Allegro Development Corp.
- Company type: Subsidiary
- Industry: Computer software, IT services
- Founded: 1984
- Headquarters: Dallas, Texas, United States
- Products: Allegro Horizon
- Parent: ION Group
- Website: www.allegrodev.com

= Allegro Development Corporation =

Developer of commodity management software

Allegro Development Corporation is a maker of commodity management software for power and gas utilities, industrial energy consumers, refiners, producers and traders of crude oil and producers and traders of oil products and soft and agricultural commodities.

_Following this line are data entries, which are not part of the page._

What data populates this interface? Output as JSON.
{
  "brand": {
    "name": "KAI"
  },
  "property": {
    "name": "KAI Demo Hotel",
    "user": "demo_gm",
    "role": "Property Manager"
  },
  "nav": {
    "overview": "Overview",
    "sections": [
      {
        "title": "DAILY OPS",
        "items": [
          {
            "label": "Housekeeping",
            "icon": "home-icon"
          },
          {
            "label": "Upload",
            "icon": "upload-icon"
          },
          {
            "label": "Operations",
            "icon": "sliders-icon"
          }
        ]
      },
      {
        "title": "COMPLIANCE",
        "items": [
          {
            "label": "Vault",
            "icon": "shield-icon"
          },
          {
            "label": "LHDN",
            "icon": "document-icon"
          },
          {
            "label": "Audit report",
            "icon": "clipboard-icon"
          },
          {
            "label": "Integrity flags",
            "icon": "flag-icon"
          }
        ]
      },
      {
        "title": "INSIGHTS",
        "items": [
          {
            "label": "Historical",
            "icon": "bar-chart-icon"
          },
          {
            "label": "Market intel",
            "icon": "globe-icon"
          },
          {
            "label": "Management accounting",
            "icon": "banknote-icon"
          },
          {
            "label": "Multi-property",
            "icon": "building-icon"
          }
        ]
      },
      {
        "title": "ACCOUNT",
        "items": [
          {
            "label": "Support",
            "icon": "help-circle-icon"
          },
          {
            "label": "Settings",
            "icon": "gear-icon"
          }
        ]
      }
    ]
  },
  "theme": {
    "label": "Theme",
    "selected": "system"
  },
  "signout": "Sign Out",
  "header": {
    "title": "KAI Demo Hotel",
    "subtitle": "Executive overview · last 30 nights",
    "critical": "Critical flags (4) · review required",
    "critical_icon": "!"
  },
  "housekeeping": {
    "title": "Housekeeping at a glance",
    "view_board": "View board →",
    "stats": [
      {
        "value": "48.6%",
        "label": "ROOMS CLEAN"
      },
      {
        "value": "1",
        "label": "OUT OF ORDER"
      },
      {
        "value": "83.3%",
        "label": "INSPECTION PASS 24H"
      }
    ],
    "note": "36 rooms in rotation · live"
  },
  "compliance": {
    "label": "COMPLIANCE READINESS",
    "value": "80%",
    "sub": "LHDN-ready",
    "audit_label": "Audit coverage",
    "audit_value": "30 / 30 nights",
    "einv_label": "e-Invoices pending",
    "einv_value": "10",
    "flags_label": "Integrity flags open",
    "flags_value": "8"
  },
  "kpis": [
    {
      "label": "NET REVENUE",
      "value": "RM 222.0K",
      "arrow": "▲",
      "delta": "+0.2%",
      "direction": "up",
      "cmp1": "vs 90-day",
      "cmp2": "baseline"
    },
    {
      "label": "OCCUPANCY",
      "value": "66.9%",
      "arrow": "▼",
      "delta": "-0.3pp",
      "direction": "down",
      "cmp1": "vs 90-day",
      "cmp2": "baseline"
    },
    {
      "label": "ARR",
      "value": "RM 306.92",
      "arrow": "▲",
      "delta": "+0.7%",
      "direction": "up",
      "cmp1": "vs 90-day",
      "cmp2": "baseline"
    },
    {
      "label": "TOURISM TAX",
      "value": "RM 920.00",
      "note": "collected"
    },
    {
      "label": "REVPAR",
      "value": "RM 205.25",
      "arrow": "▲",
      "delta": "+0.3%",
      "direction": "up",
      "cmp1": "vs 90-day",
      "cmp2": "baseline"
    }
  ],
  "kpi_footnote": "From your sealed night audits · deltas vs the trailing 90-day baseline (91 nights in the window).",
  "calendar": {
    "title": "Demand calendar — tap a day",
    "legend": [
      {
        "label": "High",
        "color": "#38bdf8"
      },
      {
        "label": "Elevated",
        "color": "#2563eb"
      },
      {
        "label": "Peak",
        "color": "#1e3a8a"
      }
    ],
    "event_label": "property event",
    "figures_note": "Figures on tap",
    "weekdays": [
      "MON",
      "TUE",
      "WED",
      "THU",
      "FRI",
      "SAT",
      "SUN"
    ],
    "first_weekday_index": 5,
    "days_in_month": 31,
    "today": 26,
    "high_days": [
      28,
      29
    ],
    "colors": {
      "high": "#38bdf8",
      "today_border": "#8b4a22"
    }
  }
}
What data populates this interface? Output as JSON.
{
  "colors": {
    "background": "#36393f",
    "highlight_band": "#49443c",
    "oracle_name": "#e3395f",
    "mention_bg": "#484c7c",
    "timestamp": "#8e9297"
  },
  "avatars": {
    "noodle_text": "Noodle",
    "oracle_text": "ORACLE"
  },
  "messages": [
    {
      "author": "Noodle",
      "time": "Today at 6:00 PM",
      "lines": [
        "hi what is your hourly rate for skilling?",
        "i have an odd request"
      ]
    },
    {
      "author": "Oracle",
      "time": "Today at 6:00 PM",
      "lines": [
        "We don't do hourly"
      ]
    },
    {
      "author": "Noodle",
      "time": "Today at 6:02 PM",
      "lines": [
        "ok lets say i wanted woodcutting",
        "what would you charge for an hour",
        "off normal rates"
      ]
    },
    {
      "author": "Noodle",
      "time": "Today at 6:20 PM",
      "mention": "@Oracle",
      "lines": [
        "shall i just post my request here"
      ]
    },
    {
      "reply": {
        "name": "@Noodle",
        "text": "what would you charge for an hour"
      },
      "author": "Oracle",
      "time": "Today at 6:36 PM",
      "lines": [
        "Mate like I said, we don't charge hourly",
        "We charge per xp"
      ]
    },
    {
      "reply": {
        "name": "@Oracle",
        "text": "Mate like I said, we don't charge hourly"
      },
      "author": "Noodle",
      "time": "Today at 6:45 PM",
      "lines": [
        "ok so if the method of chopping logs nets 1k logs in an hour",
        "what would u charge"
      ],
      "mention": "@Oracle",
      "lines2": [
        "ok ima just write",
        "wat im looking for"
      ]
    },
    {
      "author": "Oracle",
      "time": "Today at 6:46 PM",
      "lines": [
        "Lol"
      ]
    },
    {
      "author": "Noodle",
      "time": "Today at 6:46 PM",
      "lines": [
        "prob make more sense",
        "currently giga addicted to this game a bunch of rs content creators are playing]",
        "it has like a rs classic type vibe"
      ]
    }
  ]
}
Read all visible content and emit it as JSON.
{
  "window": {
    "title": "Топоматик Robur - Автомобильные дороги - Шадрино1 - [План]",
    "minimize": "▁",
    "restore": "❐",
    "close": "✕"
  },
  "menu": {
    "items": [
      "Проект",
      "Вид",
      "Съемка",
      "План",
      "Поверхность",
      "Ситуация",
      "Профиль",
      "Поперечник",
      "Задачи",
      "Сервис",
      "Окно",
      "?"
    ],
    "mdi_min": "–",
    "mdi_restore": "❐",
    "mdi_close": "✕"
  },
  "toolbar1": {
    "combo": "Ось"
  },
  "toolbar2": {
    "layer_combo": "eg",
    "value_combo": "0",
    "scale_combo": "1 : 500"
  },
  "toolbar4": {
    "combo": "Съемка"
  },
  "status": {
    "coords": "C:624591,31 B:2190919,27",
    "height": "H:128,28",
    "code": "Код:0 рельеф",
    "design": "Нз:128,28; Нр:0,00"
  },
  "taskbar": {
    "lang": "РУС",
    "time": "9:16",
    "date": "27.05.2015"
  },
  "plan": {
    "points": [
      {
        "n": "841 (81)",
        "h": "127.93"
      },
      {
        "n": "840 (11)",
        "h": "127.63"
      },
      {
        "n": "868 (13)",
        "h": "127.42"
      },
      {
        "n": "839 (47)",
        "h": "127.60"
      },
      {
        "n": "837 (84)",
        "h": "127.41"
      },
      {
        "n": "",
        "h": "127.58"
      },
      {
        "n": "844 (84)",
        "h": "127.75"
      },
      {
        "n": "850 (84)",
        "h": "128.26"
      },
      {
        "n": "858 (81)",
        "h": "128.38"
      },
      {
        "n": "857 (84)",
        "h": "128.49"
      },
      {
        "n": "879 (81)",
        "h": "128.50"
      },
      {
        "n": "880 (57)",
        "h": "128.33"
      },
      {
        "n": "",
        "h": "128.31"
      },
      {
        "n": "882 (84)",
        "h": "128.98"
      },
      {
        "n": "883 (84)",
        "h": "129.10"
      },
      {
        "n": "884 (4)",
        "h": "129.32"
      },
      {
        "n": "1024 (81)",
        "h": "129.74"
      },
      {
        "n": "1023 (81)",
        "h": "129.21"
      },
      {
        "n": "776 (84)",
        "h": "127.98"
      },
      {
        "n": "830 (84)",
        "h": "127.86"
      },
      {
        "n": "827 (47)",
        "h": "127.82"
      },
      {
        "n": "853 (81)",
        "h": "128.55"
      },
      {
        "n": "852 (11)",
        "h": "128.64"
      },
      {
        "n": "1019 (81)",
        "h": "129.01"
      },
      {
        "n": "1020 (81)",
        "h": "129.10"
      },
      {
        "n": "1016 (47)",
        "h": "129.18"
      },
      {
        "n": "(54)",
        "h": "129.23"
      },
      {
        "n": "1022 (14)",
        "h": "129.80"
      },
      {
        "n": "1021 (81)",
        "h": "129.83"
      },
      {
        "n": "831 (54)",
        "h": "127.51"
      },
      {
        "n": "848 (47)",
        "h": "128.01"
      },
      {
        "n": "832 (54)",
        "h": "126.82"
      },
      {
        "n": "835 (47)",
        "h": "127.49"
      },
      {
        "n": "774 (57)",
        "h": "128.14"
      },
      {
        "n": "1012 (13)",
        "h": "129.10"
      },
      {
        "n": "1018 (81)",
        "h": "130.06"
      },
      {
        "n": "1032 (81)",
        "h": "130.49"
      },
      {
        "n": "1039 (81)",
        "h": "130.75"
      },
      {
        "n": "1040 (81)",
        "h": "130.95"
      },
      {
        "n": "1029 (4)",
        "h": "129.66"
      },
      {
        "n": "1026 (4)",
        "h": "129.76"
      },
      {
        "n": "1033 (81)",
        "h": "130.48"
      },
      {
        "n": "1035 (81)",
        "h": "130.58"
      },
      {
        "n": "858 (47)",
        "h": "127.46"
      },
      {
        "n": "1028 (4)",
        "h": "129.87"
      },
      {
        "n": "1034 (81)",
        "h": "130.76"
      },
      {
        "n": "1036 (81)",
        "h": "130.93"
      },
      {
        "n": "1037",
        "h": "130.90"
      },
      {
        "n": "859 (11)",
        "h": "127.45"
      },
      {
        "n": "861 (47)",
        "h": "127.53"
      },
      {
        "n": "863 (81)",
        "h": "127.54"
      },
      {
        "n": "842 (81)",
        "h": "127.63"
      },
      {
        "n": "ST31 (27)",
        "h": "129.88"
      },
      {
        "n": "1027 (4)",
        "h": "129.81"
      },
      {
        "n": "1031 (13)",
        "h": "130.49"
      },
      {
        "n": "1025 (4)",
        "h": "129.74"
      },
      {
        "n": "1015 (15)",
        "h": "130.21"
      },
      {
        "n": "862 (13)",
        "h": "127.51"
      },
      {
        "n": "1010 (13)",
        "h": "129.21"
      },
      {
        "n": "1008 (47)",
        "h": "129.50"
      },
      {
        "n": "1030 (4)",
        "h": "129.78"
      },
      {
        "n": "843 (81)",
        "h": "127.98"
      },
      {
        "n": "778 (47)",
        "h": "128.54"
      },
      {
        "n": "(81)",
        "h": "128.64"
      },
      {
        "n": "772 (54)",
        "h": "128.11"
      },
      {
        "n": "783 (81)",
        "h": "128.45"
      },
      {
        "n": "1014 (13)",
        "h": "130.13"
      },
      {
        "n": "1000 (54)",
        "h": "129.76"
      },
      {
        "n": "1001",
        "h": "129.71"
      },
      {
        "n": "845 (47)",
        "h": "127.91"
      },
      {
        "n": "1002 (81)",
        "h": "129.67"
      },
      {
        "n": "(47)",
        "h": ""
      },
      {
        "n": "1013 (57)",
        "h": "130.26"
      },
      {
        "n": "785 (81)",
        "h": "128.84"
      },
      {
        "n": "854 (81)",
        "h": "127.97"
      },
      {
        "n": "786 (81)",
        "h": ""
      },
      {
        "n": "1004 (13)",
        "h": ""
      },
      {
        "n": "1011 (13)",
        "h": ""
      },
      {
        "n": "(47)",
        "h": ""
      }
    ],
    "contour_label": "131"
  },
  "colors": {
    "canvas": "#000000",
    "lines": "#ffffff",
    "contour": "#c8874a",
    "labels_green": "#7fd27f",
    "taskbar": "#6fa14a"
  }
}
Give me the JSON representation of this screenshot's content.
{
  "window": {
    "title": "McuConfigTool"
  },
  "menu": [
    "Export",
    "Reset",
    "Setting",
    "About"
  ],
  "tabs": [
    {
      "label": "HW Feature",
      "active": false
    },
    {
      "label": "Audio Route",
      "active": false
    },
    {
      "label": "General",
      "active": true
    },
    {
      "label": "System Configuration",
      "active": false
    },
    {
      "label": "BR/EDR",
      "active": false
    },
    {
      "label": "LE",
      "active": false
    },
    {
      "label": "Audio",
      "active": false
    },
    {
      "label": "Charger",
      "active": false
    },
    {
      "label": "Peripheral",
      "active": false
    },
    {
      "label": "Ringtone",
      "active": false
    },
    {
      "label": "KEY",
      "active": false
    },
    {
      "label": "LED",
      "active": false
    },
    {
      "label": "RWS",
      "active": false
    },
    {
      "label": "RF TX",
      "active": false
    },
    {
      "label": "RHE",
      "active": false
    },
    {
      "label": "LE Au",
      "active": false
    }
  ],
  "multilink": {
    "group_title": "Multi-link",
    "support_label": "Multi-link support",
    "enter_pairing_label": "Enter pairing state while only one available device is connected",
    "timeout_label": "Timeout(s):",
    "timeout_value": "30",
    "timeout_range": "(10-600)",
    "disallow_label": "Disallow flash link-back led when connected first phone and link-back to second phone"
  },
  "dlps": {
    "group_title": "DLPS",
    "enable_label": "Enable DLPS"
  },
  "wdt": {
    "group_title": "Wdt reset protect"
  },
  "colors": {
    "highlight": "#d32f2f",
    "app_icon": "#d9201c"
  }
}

Headquartered in Dallas, Texas, Allegro has offices in Calgary, Dubai, Houston, London, Singapore, Zurich and Jakarta along with a global network of partners.

==History==
Allegro was founded in 1984 by Eldon Klaassen. The company was the first to develop an enterprise software platform designed specifically to manage trading, risk management, and logistics associated with physical commodities.

In May 2015 Frank Brienzi was appointed CEO. The company acquired Singapore-based agriculture commodities solution provider JustCommodity in June 2015.

In April 2019, Allegro was acquired by ION Group.

=== 2013 Governance Litigation ===
In June 2013, Eldon Klaassen, founder and former CEO of Allegro, sued the company and directors Mick Pehl, Bob Forlenza, Patrich Simpkins, and Ray Hood for fiduciary breach. On October 16, 2013, Vice Chancellor J. Travis Laster handed down a 56-page memorandum opinion that said the claims asserted by Eldon Klaassen were barred because of his delay in bringing his suit.

==Products==
The company’s primary product is Allegro Horizon, an enterprise-level risk management architecture. The software is used by traders, risk managers, and decision-makers across the globe, including energy industry companies.